Os analistas também observam que o boom de incorporadoras é o primeiro em anos desde a onda de construtoras na Bolsa, entre 2005 e 2009. Porém, o saldo daqueles tempos foi trágico, com muitas empresas diminuindo de tamanho e algumas chegando a desaparecer. Vale lembrar que entre 2007 e 2008 o mundo sofreu com uma crise iniciada no setor imobiliário norte-americano.
Esperança em 2021
Os analistas avaliam que em 2021, com uma possível recuperação da economia, o setor possa retomar o ritmo de crescimento, com oportunidades para algumas ações. “Elas terão seu momento mais à frente. As perspectivas são positivas”, diz Mariante.
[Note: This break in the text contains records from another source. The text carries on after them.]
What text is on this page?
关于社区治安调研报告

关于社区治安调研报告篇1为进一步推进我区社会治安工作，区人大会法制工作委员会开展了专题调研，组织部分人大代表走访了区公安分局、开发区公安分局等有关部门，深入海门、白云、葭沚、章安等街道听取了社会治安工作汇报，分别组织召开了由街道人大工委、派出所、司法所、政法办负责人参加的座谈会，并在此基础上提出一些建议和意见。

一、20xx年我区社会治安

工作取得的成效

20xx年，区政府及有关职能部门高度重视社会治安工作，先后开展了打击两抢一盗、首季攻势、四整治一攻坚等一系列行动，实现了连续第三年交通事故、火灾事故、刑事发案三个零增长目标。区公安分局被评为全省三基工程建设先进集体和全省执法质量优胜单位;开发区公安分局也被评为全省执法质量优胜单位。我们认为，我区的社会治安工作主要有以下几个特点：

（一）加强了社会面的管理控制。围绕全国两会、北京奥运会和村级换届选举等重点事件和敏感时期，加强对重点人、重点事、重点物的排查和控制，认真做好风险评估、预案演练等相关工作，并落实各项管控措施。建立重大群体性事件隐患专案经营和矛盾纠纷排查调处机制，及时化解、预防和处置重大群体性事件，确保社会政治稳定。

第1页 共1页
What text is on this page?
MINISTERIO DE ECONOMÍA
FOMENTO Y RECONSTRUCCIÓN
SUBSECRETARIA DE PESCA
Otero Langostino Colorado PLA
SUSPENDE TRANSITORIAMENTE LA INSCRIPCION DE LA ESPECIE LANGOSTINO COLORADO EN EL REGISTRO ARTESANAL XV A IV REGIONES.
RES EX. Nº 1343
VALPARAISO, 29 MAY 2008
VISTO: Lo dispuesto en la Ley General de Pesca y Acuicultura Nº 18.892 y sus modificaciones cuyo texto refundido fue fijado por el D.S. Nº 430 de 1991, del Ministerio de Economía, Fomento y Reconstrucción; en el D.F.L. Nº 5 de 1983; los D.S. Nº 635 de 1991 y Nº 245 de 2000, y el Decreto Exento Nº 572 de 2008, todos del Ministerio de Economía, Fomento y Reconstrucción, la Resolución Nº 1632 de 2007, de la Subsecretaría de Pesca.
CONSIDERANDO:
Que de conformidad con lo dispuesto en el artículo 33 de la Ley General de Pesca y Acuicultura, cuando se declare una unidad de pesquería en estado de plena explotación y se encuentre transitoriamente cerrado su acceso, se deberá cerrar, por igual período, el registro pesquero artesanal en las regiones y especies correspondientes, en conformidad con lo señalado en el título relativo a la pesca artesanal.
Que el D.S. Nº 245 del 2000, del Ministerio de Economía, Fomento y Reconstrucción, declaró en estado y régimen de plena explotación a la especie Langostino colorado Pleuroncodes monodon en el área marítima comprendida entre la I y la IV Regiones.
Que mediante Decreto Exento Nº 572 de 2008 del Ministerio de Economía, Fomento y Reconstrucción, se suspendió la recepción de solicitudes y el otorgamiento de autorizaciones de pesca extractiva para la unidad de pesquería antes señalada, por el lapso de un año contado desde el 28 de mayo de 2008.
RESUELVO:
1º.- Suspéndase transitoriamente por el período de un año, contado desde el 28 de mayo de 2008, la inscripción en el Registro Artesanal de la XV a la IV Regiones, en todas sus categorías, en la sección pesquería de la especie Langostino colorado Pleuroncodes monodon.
Para Vasconcellos, as próximas empresas do setor a se aventurarem na Bolsa podem aprender com os erros deste ano. Ele acredita que, se a expectativa de IPOs no setor imobiliário se confirmar, as companhias devem evitar direcionar os recursos apenas para quitar dívida.
“Vamos ver o ciclo virtuoso do mercado imobiliário. Nada de excepcional, como em outros anos, mas numa tendência mais consistente de crescimento e, com isso, novos IPOs”, afirma.